El Gobierno busca eliminar el financiamiento público de las campañas
En el marco de las próximas elecciones de 2025, el Gobierno Nacional de Argentina ha tomado la decisión de impulsar un controvertido proyecto de reforma electoral que ha suscitado intensas críticas desde diversos sectores de la sociedad y del ámbito político. Este proyecto tiene como eje central la revisión de la Ley 26.215 de Financiamiento de los Partidos Políticos, con un énfasis particular en la eliminación del financiamiento público de las campañas políticas y los espacios gratuitos en los medios audiovisuales.
Las motivaciones detrás de esta reforma giran en torno a la necesidad oficial de privatizar las candidaturas y campañas políticas, promoviendo así un modelo donde los grandes capitales y las empresas privadas jueguen un papel central en el financiamiento de estos procesos. Desde esta postura, el proyecto propone la eliminación casi total del financiamiento público dedicado a las campañas electorales, manteniendo únicamente los fondos destinados al sostenimiento institucional de los partidos políticos. Del mismo modo, las modificaciones previstas incluyen la eliminación de la asignación de cuotas de publicidad digital a medios nacionales y provinciales, lo que podría dejar en franca desventaja a las fuerzas políticas de menor envergadura, que no cuentan con el respaldo económico suficiente.

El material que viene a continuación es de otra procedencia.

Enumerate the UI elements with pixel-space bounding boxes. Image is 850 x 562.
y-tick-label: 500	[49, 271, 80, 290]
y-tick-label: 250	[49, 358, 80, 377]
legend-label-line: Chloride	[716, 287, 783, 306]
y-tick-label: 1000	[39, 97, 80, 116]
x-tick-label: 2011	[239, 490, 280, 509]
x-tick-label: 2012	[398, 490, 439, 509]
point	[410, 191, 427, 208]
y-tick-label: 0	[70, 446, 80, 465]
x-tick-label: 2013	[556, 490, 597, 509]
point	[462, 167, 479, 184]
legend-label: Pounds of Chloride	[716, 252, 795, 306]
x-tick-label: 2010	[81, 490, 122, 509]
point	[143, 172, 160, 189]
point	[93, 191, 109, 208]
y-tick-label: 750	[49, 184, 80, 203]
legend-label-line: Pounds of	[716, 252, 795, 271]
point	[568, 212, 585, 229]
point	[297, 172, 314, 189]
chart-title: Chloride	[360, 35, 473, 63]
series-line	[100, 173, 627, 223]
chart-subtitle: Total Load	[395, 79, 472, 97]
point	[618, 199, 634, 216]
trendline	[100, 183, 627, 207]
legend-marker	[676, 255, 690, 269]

Este potentado enfoque se refleja aún más al observar las propuestas para modificar los límites vigentes en cuanto a los aportes privados. La legislación actual fija que una persona física o jurídica puede contribuir con hasta un 2 % del gasto autorizado en una campaña. Sin embargo, la nueva normativa planteada por el gobierno propone un aumento de este porcentaje al 35 %, aumentando significativamente la influencia que un solo donante puede ejercer sobre una campaña política.
Para muchos analistas, estas medidas beneficiarán al oficialismo, el cual ya dispone de acceso a importantes recursos financieros y tecnológicos. Sin embargo, para los partidos más pequeños o de carácter popular, la eliminación del apoyo estatal supone un escollo casi insalvable, afectando potencialmente el pluralismo del sistema democrático del país.
Cabe recordar que, de acuerdo con la ley vigente, el modelo de financiamiento político en Argentina es mixto, combinando aportes públicos y privados bajo límites estrictos que buscan evitar la concentración de poder en manos de grandes entidades. No solo se proporciona un Fondo Partidario Permanente sino que también existen aportes públicos extraordinarios y mecanismos para asegurar que los partidos más pequeños, a nivel nacional y provincial, cuenten con acceso a publicidad no costosa. Sin embargo, lograr la aprobación de este proyecto implica reunir una mayoría significativa dentro del Congreso, un reto que el oficialismo piensa afrontar mediante intensas negociaciones con aliados estratégicos antes del inicio de las sesiones el 1 de marzo de 2025.